Federal law controls some many aspects of the U.S. electricity industry, but states can and do regulate public utilities and competitive electric power suppliers. Knowing who these state-regulated utilities and suppliers were was straightforward under the dominant utility models of the twentieth century. But as new technologies like solar photovoltaic panels or other distributed energy resources become more widely adopted, and new business models like solar power purchase agreements and solar leases arise, their regulatory status can be uncertain. If a solar company installs solar panels on a customer's roofs, and sells that customers the power produced, will it be regulated like a public utility or supplier under state law? What if the company leases the panels to the customer?
The New Hampshire Public Utilities Commission recently addressed these questions in answering a 2015 petition by Vivint Solar, Inc. In that petition, Vivint asked the New Hampshire Public Utilities Commission for a declaratory ruling that it would not regulate Vivint as a public utility, competitive electric power supplier, or limited producer of electrical energy under state law, for offering solar power purchase agreements or solar leases to residential customers in New Hampshire.
In a January 15, 2016 order -- Order No. 25,859 -- the Commission granted Vivint's petition.

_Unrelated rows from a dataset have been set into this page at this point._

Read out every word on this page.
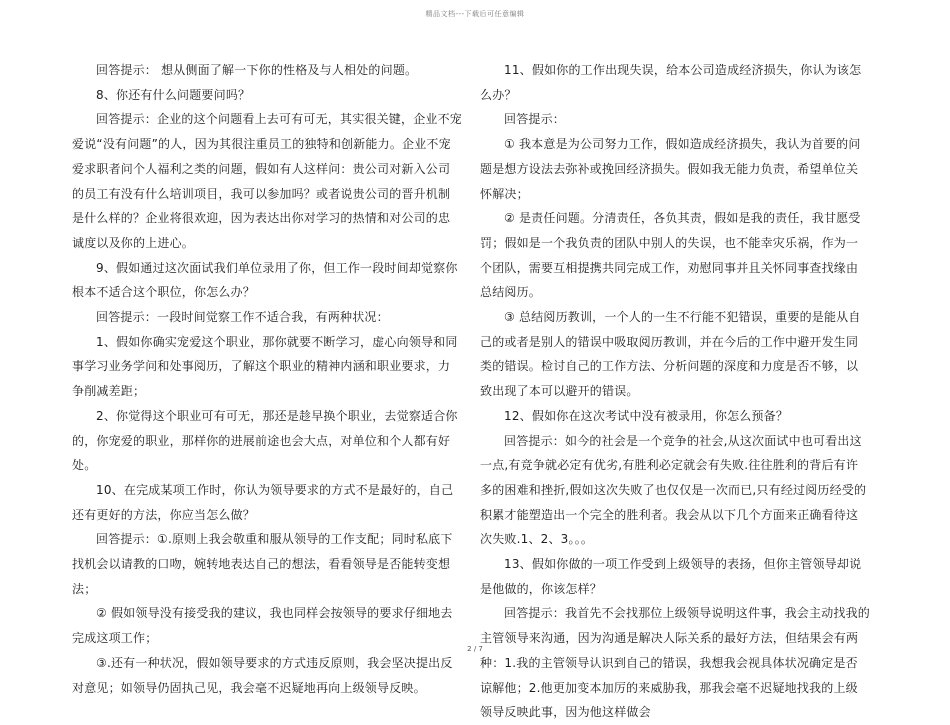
精品文档---下载后可任意编辑

回答提示： 想从侧面了解一下你的性格及与人相处的问题。

8、你还有什么问题要问吗？

回答提示：企业的这个问题看上去可有可无，其实很关键，企业不宠爱说“没有问题”的人，因为其很注重员工的独特和创新能力。企业不宠爱求职者问个人福利之类的问题，假如有人这样问：贵公司对新入公司的员工有没有什么培训项目，我可以参加吗？或者说贵公司的晋升机制是什么样的？企业将很欢迎，因为表达出你对学习的热情和对公司的忠诚度以及你的上进心。

9、假如通过这次面试我们单位录用了你，但工作一段时间却觉察你根本不适合这个职位，你怎么办？

回答提示：一段时间觉察工作不适合我，有两种状况：

1、假如你确实宠爱这个职业，那你就要不断学习，虚心向领导和同事学习业务学问和处事阅历，了解这个职业的精神内涵和职业要求，力争削减差距；

2、你觉得这个职业可有可无，那还是趁早换个职业，去觉察适合你的，你宠爱的职业，那样你的进展前途也会大点，对单位和个人都有好处。

10、在完成某项工作时，你认为领导要求的方式不是最好的，自己还有更好的方法，你应当怎么做？

回答提示：①.原则上我会敬重和服从领导的工作支配；同时私底下找机会以请教的口吻，婉转地表达自己的想法，看看领导是否能转变想法；

② 假如领导没有接受我的建议，我也同样会按领导的要求仔细地去完成这项工作；

③.还有一种状况，假如领导要求的方式违反原则，我会坚决提出反对意见；如领导仍固执己见，我会毫不迟疑地再向上级领导反映。

11、假如你的工作出现失误，给本公司造成经济损失，你认为该怎么办？

回答提示：

① 我本意是为公司努力工作，假如造成经济损失，我认为首要的问题是想方设法去弥补或挽回经济损失。假如我无能力负责，希望单位关怀解决；

② 是责任问题。分清责任，各负其责，假如是我的责任，我甘愿受罚；假如是一个我负责的团队中别人的失误，也不能幸灾乐祸，作为一个团队，需要互相提携共同完成工作，劝慰同事并且关怀同事查找缘由总结阅历。

③ 总结阅历教训，一个人的一生不行能不犯错误，重要的是能从自己的或者是别人的错误中吸取阅历教训，并在今后的工作中避开发生同类的错误。检讨自己的工作方法、分析问题的深度和力度是否不够，以致出现了本可以避开的错误。

12、假如你在这次考试中没有被录用，你怎么预备？

回答提示：如今的社会是一个竞争的社会,从这次面试中也可看出这一点,有竞争就必定有优劣,有胜利必定就会有失败.往往胜利的背后有许多的困难和挫折,假如这次失败了也仅仅是一次而已,只有经过阅历经受的积累才能塑造出一个完全的胜利者。我会从以下几个方面来正确看待这次失败.1、2、3。。。

13、假如你做的一项工作受到上级领导的表扬，但你主管领导却说是他做的，你该怎样？

回答提示：我首先不会找那位上级领导说明这件事，我会主动找我的主管领导来沟通，因为沟通是解决人际关系的最好方法，但结果会有两种：1.我的主管领导认识到自己的错误，我想我会视具体状况确定是否谅解他；2.他更加变本加厉的来威胁我，那我会毫不迟疑地找我的上级领导反映此事，因为他这样做会

2 / 7
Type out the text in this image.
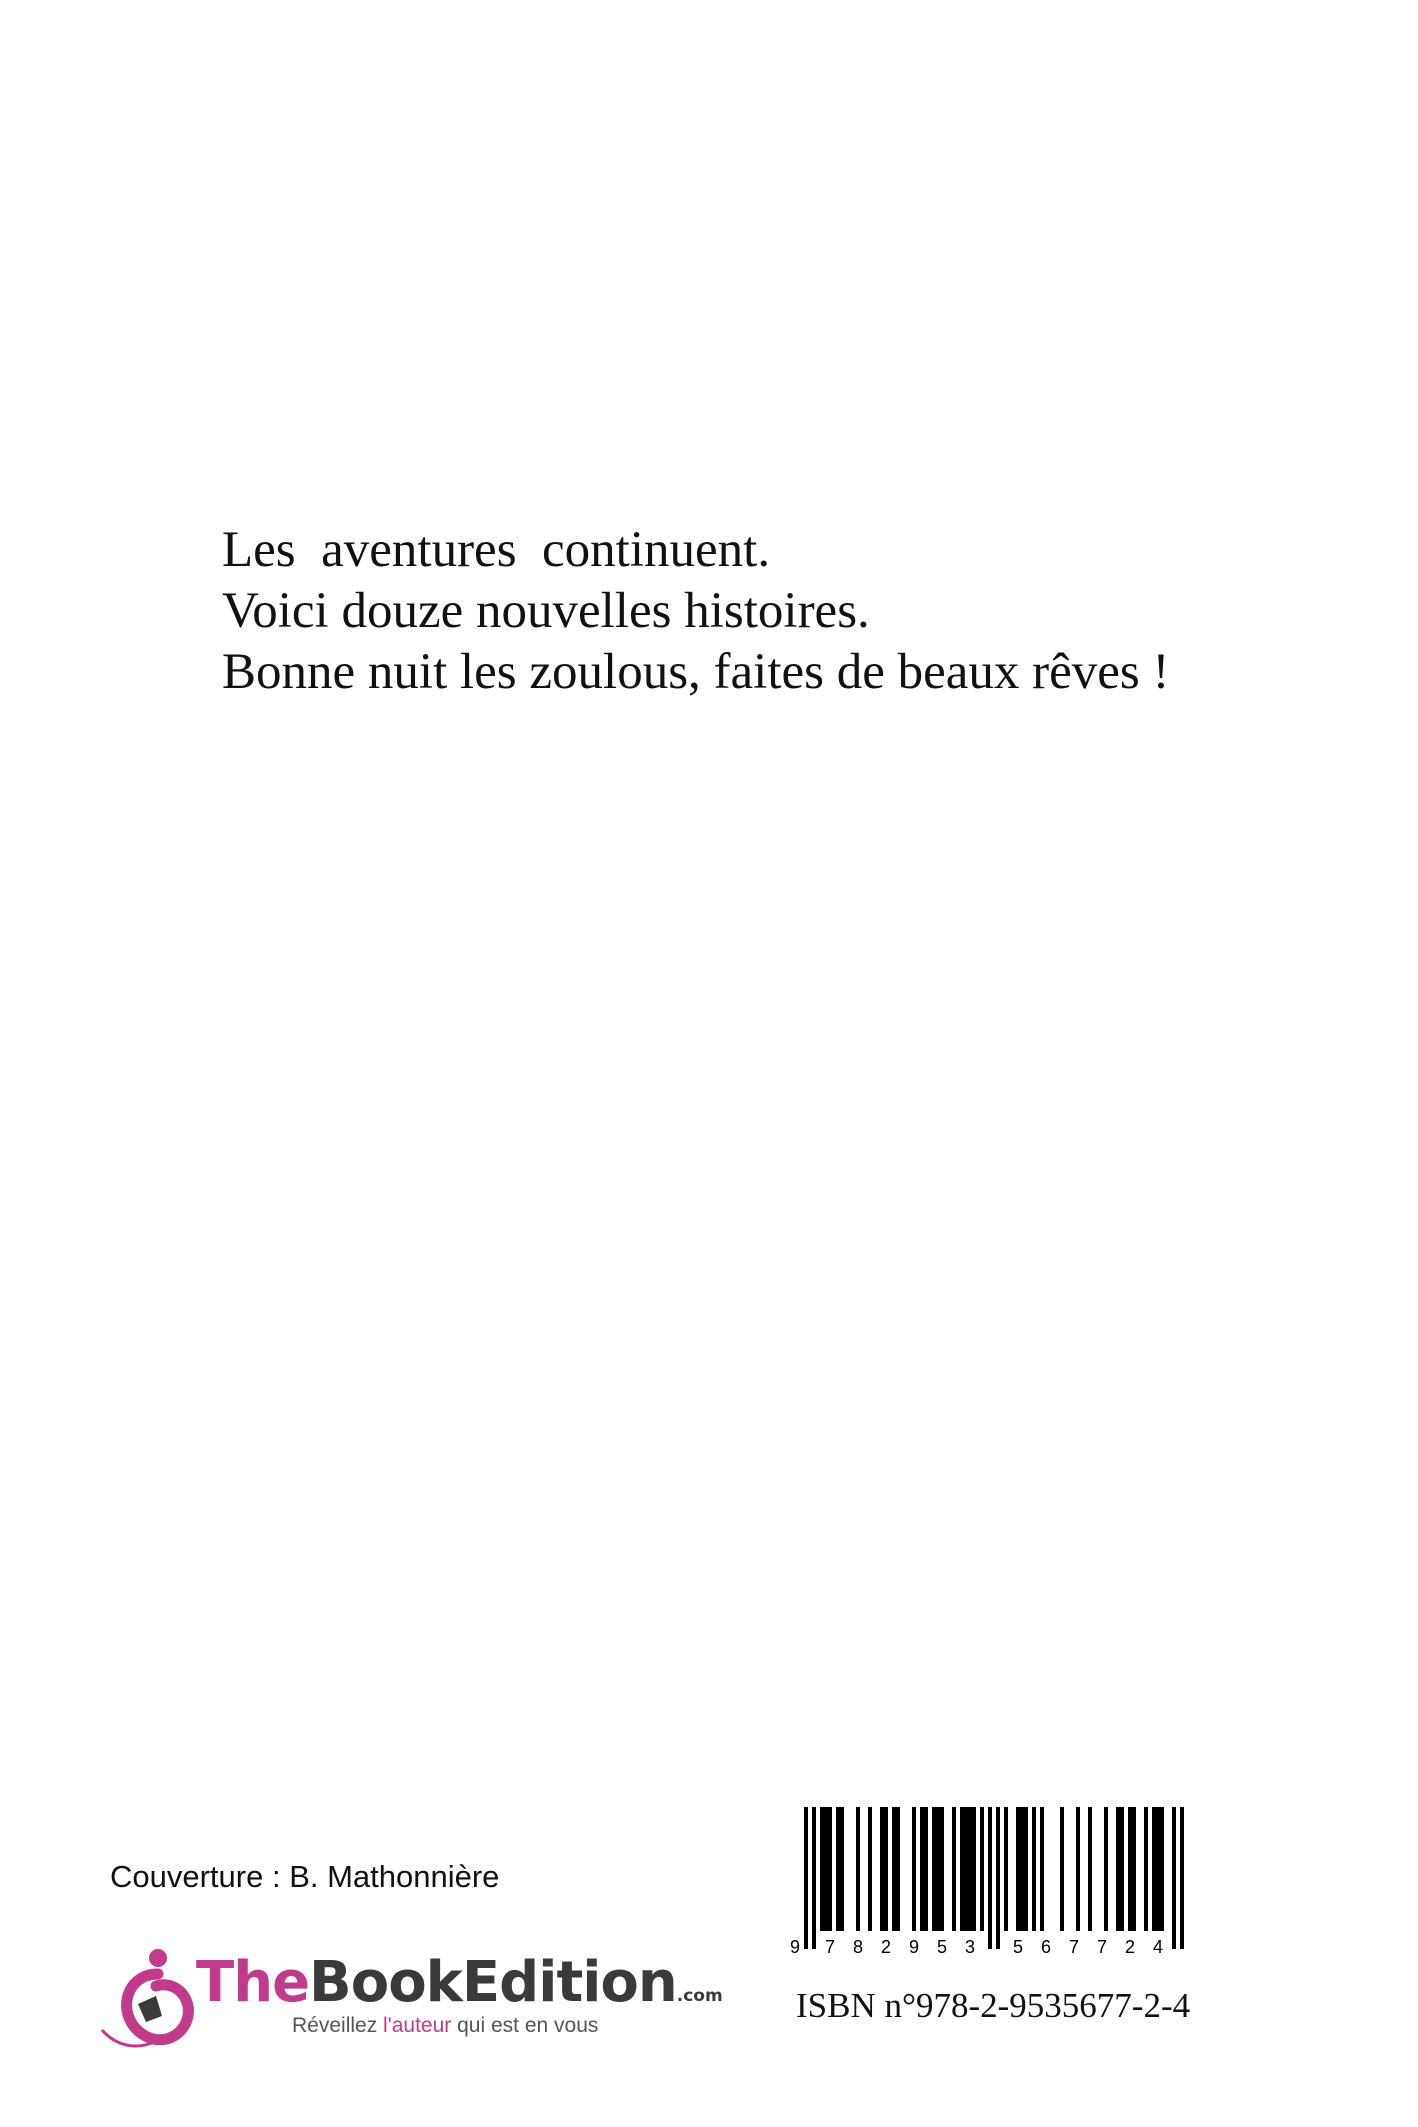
Les  aventures  continuent.

Voici douze nouvelles histoires.

Bonne nuit les zoulous, faites de beaux rêves !

Couverture : B. Mathonnière
TheBookEdition.com
Réveillez l'auteur qui est en vous
9 7 8 2 9 5 3 5 6 7 7 2 4
ISBN n°978-2-9535677-2-4
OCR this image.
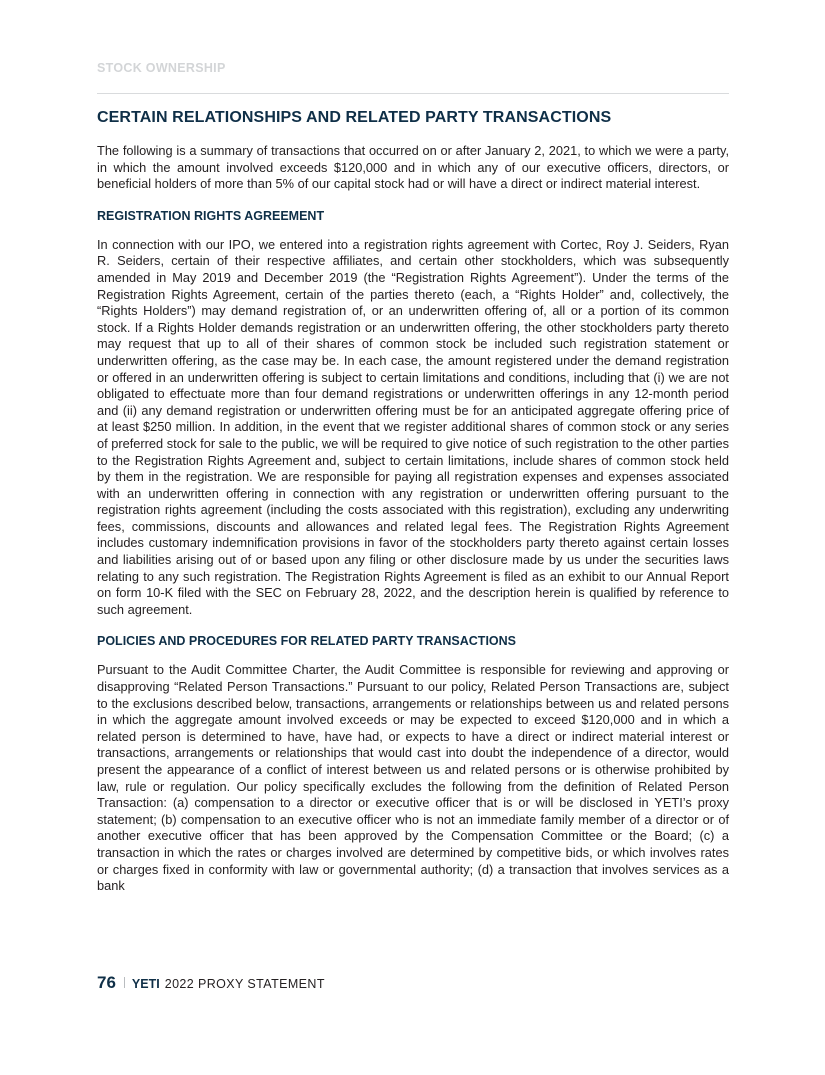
STOCK OWNERSHIP
CERTAIN RELATIONSHIPS AND RELATED PARTY TRANSACTIONS

The following is a summary of transactions that occurred on or after January 2, 2021, to which we were a party, in which the amount involved exceeds $120,000 and in which any of our executive officers, directors, or beneficial holders of more than 5% of our capital stock had or will have a direct or indirect material interest.

REGISTRATION RIGHTS AGREEMENT

In connection with our IPO, we entered into a registration rights agreement with Cortec, Roy J. Seiders, Ryan R. Seiders, certain of their respective affiliates, and certain other stockholders, which was subsequently amended in May 2019 and December 2019 (the “Registration Rights Agreement”). Under the terms of the Registration Rights Agreement, certain of the parties thereto (each, a “Rights Holder” and, collectively, the “Rights Holders”) may demand registration of, or an underwritten offering of, all or a portion of its common stock. If a Rights Holder demands registration or an underwritten offering, the other stockholders party thereto may request that up to all of their shares of common stock be included such registration statement or underwritten offering, as the case may be. In each case, the amount registered under the demand registration or offered in an underwritten offering is subject to certain limitations and conditions, including that (i) we are not obligated to effectuate more than four demand registrations or underwritten offerings in any 12-month period and (ii) any demand registration or underwritten offering must be for an anticipated aggregate offering price of at least $250 million. In addition, in the event that we register additional shares of common stock or any series of preferred stock for sale to the public, we will be required to give notice of such registration to the other parties to the Registration Rights Agreement and, subject to certain limitations, include shares of common stock held by them in the registration. We are responsible for paying all registration expenses and expenses associated with an underwritten offering in connection with any registration or underwritten offering pursuant to the registration rights agreement (including the costs associated with this registration), excluding any underwriting fees, commissions, discounts and allowances and related legal fees. The Registration Rights Agreement includes customary indemnification provisions in favor of the stockholders party thereto against certain losses and liabilities arising out of or based upon any filing or other disclosure made by us under the securities laws relating to any such registration. The Registration Rights Agreement is filed as an exhibit to our Annual Report on form 10-K filed with the SEC on February 28, 2022, and the description herein is qualified by reference to such agreement.

POLICIES AND PROCEDURES FOR RELATED PARTY TRANSACTIONS

Pursuant to the Audit Committee Charter, the Audit Committee is responsible for reviewing and approving or disapproving “Related Person Transactions.” Pursuant to our policy, Related Person Transactions are, subject to the exclusions described below, transactions, arrangements or relationships between us and related persons in which the aggregate amount involved exceeds or may be expected to exceed $120,000 and in which a related person is determined to have, have had, or expects to have a direct or indirect material interest or transactions, arrangements or relationships that would cast into doubt the independence of a director, would present the appearance of a conflict of interest between us and related persons or is otherwise prohibited by law, rule or regulation. Our policy specifically excludes the following from the definition of Related Person Transaction: (a) compensation to a director or executive officer that is or will be disclosed in YETI’s proxy statement; (b) compensation to an executive officer who is not an immediate family member of a director or of another executive officer that has been approved by the Compensation Committee or the Board; (c) a transaction in which the rates or charges involved are determined by competitive bids, or which involves rates or charges fixed in conformity with law or governmental authority; (d) a transaction that involves services as a bank

76 YETI 2022 PROXY STATEMENT
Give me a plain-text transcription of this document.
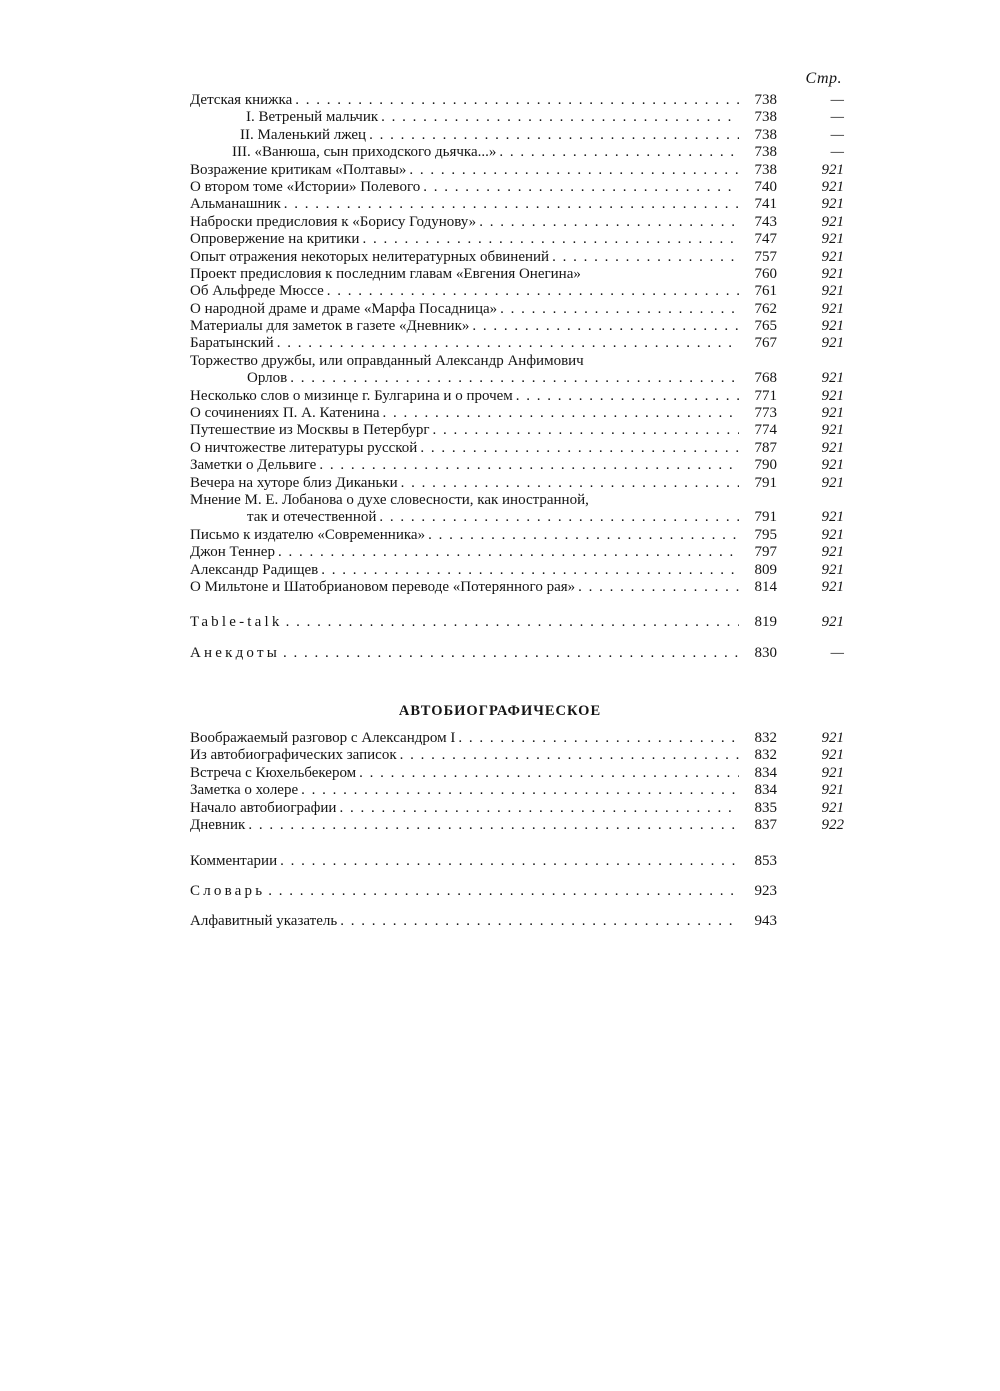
Стр.
Детская книжка . . .	738	—
I. Ветреный мальчик . . .	738	—
II. Маленький лжец . . .	738	—
III. «Ванюша, сын приходского дьячка...» . . .	738	—
Возражение критикам «Полтавы» . . .	738	921
О втором томе «Истории» Полевого . . .	740	921
Альманашник . . .	741	921
Наброски предисловия к «Борису Годунову» . . .	743	921
Опровержение на критики . . .	747	921
Опыт отражения некоторых нелитературных обвинений . . .	757	921
Проект предисловия к последним главам «Евгения Онегина»	760	921
Об Альфреде Мюссе . . .	761	921
О народной драме и драме «Марфа Посадница» . . .	762	921
Материалы для заметок в газете «Дневник» . . .	765	921
Баратынский . . .	767	921
Торжество дружбы, или оправданный Александр Анфимович
Орлов . . .	768	921
Несколько слов о мизинце г. Булгарина и о прочем . . .	771	921
О сочинениях П. А. Катенина . . .	773	921
Путешествие из Москвы в Петербург . . .	774	921
О ничтожестве литературы русской . . .	787	921
Заметки о Дельвиге . . .	790	921
Вечера на хуторе близ Диканьки . . .	791	921
Мнение М. Е. Лобанова о духе словесности, как иностранной,
так и отечественной . . .	791	921
Письмо к издателю «Современника» . . .	795	921
Джон Теннер . . .	797	921
Александр Радищев . . .	809	921
О Мильтоне и Шатобриановом переводе «Потерянного рая» . . .	814	921
Table-talk . . .	819	921
Анекдоты . . .	830	—
АВТОБИОГРАФИЧЕСКОЕ
Воображаемый разговор с Александром I . . .	832	921
Из автобиографических записок . . .	832	921
Встреча с Кюхельбекером . . .	834	921
Заметка о холере . . .	834	921
Начало автобиографии . . .	835	921
Дневник . . .	837	922
Комментарии . . .	853
Словарь . . .	923
Алфавитный указатель . . .	943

First, the Commission noted the value of regulatory certainty:
We believe it is important for a party planning to do business in the state to have a vehicle through which it may clarify its regulatory status prior to entering the marketplace, provided that it can describe in sufficient detail its business plans and practices and these plans and practices are not hypothetical or speculative.Next, the Commission concluded that the operations described by Vivint would not constitute sales to or for the "public" within the meaning of the statutory definition of "public utility." Key factors recited in the order included the "conditional nature and relative complexity of Vivint’s relationships with its customers."
The Commission then analyzed its rules regarding competitive electric power suppliers, concluding that although Vivint might meet the regulatory definition of a supplier, that definition "should not be read in isolation but in the context of the overall purpose and effect" of the rules in their entirety. The Commission then noted that those "Puc 2000" rules "seem intended to regulate a set of relationships and related transactions that is quite different from those undertaken in the context of customer-sited, behind-the-meter, distributed generation development involving sales of electricity directly to the host customers pursuant to the terms and conditions of PPAs."
Finally, the Commission concluded that neither Vivint's PPAs nor solar leases should be subject to Commission regulation under the New Hampshire Limited Electrical Energy Producers Act. The Commission interpreted that act's retail sales provisions "as applicable to sales of electricity off-site from the generation facilities," not "on-site and behind-the-meter" sales of power as contemplated by Vivint.
The New Hampshire Public Utilities Commission noted that while the petition and briefs in the case focused on the residential solar energy market, its analysis and conclusions "would not be different if the relevant customers were non - residential, assuming that the Systems were installed on the customers’ premises behind the utility retail electric meter, we re sized no larger than necessary to meet the customers’ reasonably anticipated electric consumption, and involved sales of electricity directly to the host customer or leases of the installed Systems to the host customer."
While the ruling technically applies to the company and facts asserted in the petition, it confirms the possibility of an important role for third-party involvement in distributed generation.